Moon Johnson will begin his new role on August 4. He succeeds Donte Hilliard, and will build upon the social justice mission that Hilliard implemented.
“Every conversation I had with the dean of students, the student life leadership team, and the staff at the Multicultural Student Center made me excited to be a part of a team that truly works to make higher education an opportunity for all people,” says Moon Johnson. “I am encouraged to see the great collaborations already existing between the center and many other university organizations.”
Moon Johnson holds a doctorate in education as well as an LGBT Studies Certificate from Northern Illinois University. In addition, he holds two master’s degrees: one in student affairs and diversity from Binghamton University, and one in marketing analysis from the University of Alabama.
During the past spring, he served as the resident director for diversity and intercultural competence for the Semester at Sea program, where he was a faculty member in intercultural communications. His student services experience also includes several years in residential life leadership at both NIU and Binghamton.
“Student affairs departments were the first organizations I found that challenged me to examine my identity and understand what social justice meant.”
Joshua Moon Johnson
Moon Johnson grew up in Mississippi, rarely seeing people who shared his multiracial (Korean-American and European-American) identity. He cites this and other struggles as catalysts for his work in both student affairs and social justice education.
“As a student leader, I found community through being involved on campus; I also saw the transformation that occurred within me and other student leaders,” he says. “Student affairs departments were the first organizations I found that challenged me to examine my identity and understand what social justice meant. Every day, I feel honored to have some small part in fostering the development of future leaders.”
At UW–Madison, the MSC continues to make efforts to engage more broadly with students, staff and faculty as well as determining how its newly renovated space in the Red Gym can serve as an important hub for campus. Moon Johnson hopes the transformed space will draw in many others who have typically not utilized the center for celebrating, congregating or more casual interaction.
A first-generation student, he hopes to address many aspects of the college experience to make higher education a more welcoming home for all students.
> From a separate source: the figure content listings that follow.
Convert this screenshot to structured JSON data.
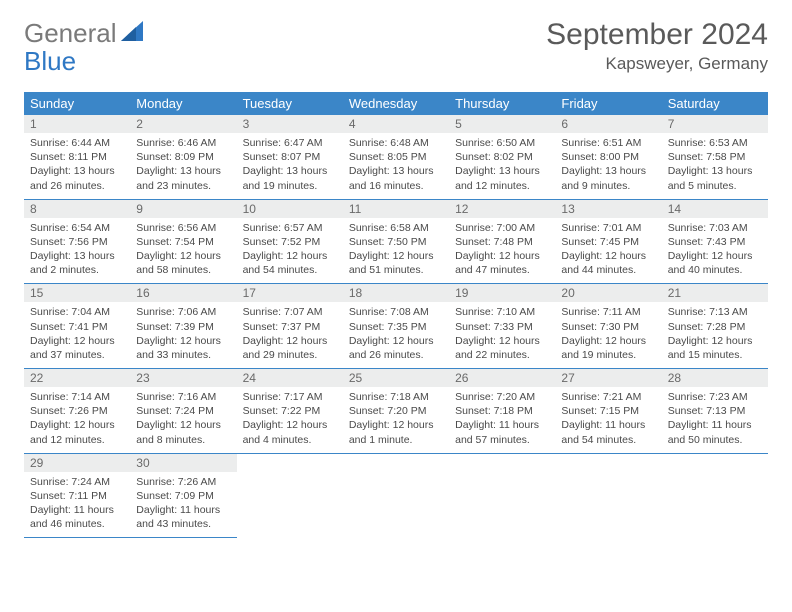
{
  "brand": {
    "part1": "General",
    "part2": "Blue"
  },
  "title": "September 2024",
  "location": "Kapsweyer, Germany",
  "colors": {
    "header_bg": "#3b86c8",
    "header_text": "#ffffff",
    "daynum_bg": "#eceded",
    "rule": "#3b86c8",
    "logo_gray": "#7a7a7a",
    "logo_blue": "#2f78c4"
  },
  "weekdays": [
    "Sunday",
    "Monday",
    "Tuesday",
    "Wednesday",
    "Thursday",
    "Friday",
    "Saturday"
  ],
  "weeks": [
    [
      {
        "n": "1",
        "sr": "Sunrise: 6:44 AM",
        "ss": "Sunset: 8:11 PM",
        "d1": "Daylight: 13 hours",
        "d2": "and 26 minutes."
      },
      {
        "n": "2",
        "sr": "Sunrise: 6:46 AM",
        "ss": "Sunset: 8:09 PM",
        "d1": "Daylight: 13 hours",
        "d2": "and 23 minutes."
      },
      {
        "n": "3",
        "sr": "Sunrise: 6:47 AM",
        "ss": "Sunset: 8:07 PM",
        "d1": "Daylight: 13 hours",
        "d2": "and 19 minutes."
      },
      {
        "n": "4",
        "sr": "Sunrise: 6:48 AM",
        "ss": "Sunset: 8:05 PM",
        "d1": "Daylight: 13 hours",
        "d2": "and 16 minutes."
      },
      {
        "n": "5",
        "sr": "Sunrise: 6:50 AM",
        "ss": "Sunset: 8:02 PM",
        "d1": "Daylight: 13 hours",
        "d2": "and 12 minutes."
      },
      {
        "n": "6",
        "sr": "Sunrise: 6:51 AM",
        "ss": "Sunset: 8:00 PM",
        "d1": "Daylight: 13 hours",
        "d2": "and 9 minutes."
      },
      {
        "n": "7",
        "sr": "Sunrise: 6:53 AM",
        "ss": "Sunset: 7:58 PM",
        "d1": "Daylight: 13 hours",
        "d2": "and 5 minutes."
      }
    ],
    [
      {
        "n": "8",
        "sr": "Sunrise: 6:54 AM",
        "ss": "Sunset: 7:56 PM",
        "d1": "Daylight: 13 hours",
        "d2": "and 2 minutes."
      },
      {
        "n": "9",
        "sr": "Sunrise: 6:56 AM",
        "ss": "Sunset: 7:54 PM",
        "d1": "Daylight: 12 hours",
        "d2": "and 58 minutes."
      },
      {
        "n": "10",
        "sr": "Sunrise: 6:57 AM",
        "ss": "Sunset: 7:52 PM",
        "d1": "Daylight: 12 hours",
        "d2": "and 54 minutes."
      },
      {
        "n": "11",
        "sr": "Sunrise: 6:58 AM",
        "ss": "Sunset: 7:50 PM",
        "d1": "Daylight: 12 hours",
        "d2": "and 51 minutes."
      },
      {
        "n": "12",
        "sr": "Sunrise: 7:00 AM",
        "ss": "Sunset: 7:48 PM",
        "d1": "Daylight: 12 hours",
        "d2": "and 47 minutes."
      },
      {
        "n": "13",
        "sr": "Sunrise: 7:01 AM",
        "ss": "Sunset: 7:45 PM",
        "d1": "Daylight: 12 hours",
        "d2": "and 44 minutes."
      },
      {
        "n": "14",
        "sr": "Sunrise: 7:03 AM",
        "ss": "Sunset: 7:43 PM",
        "d1": "Daylight: 12 hours",
        "d2": "and 40 minutes."
      }
    ],
    [
      {
        "n": "15",
        "sr": "Sunrise: 7:04 AM",
        "ss": "Sunset: 7:41 PM",
        "d1": "Daylight: 12 hours",
        "d2": "and 37 minutes."
      },
      {
        "n": "16",
        "sr": "Sunrise: 7:06 AM",
        "ss": "Sunset: 7:39 PM",
        "d1": "Daylight: 12 hours",
        "d2": "and 33 minutes."
      },
      {
        "n": "17",
        "sr": "Sunrise: 7:07 AM",
        "ss": "Sunset: 7:37 PM",
        "d1": "Daylight: 12 hours",
        "d2": "and 29 minutes."
      },
      {
        "n": "18",
        "sr": "Sunrise: 7:08 AM",
        "ss": "Sunset: 7:35 PM",
        "d1": "Daylight: 12 hours",
        "d2": "and 26 minutes."
      },
      {
        "n": "19",
        "sr": "Sunrise: 7:10 AM",
        "ss": "Sunset: 7:33 PM",
        "d1": "Daylight: 12 hours",
        "d2": "and 22 minutes."
      },
      {
        "n": "20",
        "sr": "Sunrise: 7:11 AM",
        "ss": "Sunset: 7:30 PM",
        "d1": "Daylight: 12 hours",
        "d2": "and 19 minutes."
      },
      {
        "n": "21",
        "sr": "Sunrise: 7:13 AM",
        "ss": "Sunset: 7:28 PM",
        "d1": "Daylight: 12 hours",
        "d2": "and 15 minutes."
      }
    ],
    [
      {
        "n": "22",
        "sr": "Sunrise: 7:14 AM",
        "ss": "Sunset: 7:26 PM",
        "d1": "Daylight: 12 hours",
        "d2": "and 12 minutes."
      },
      {
        "n": "23",
        "sr": "Sunrise: 7:16 AM",
        "ss": "Sunset: 7:24 PM",
        "d1": "Daylight: 12 hours",
        "d2": "and 8 minutes."
      },
      {
        "n": "24",
        "sr": "Sunrise: 7:17 AM",
        "ss": "Sunset: 7:22 PM",
        "d1": "Daylight: 12 hours",
        "d2": "and 4 minutes."
      },
      {
        "n": "25",
        "sr": "Sunrise: 7:18 AM",
        "ss": "Sunset: 7:20 PM",
        "d1": "Daylight: 12 hours",
        "d2": "and 1 minute."
      },
      {
        "n": "26",
        "sr": "Sunrise: 7:20 AM",
        "ss": "Sunset: 7:18 PM",
        "d1": "Daylight: 11 hours",
        "d2": "and 57 minutes."
      },
      {
        "n": "27",
        "sr": "Sunrise: 7:21 AM",
        "ss": "Sunset: 7:15 PM",
        "d1": "Daylight: 11 hours",
        "d2": "and 54 minutes."
      },
      {
        "n": "28",
        "sr": "Sunrise: 7:23 AM",
        "ss": "Sunset: 7:13 PM",
        "d1": "Daylight: 11 hours",
        "d2": "and 50 minutes."
      }
    ],
    [
      {
        "n": "29",
        "sr": "Sunrise: 7:24 AM",
        "ss": "Sunset: 7:11 PM",
        "d1": "Daylight: 11 hours",
        "d2": "and 46 minutes."
      },
      {
        "n": "30",
        "sr": "Sunrise: 7:26 AM",
        "ss": "Sunset: 7:09 PM",
        "d1": "Daylight: 11 hours",
        "d2": "and 43 minutes."
      },
      null,
      null,
      null,
      null,
      null
    ]
  ]
}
He looks forward to deepening and developing collaborations with academic departments, admissions, religious and spiritual life, and community agencies.
“I aim to bring a greater focus on the mental health and wellness of our marginalized students,” says Moon Johnson. “Mental health issues are drastically affecting the lives of college students, specifically students of color, and I hope we can work in partnership to ensure our students are being supported holistically.”
The Multicultural Student Center, one of eight departments in the Division of Student Life, leads many key identity-based initiatives and efforts for the campus. The primary mission of the MSC is to collaboratively strengthen and sustain an inclusive campus where all students, particularly students of color and other historically underserved students, are engaged and can realize an authentic Wisconsin Experience.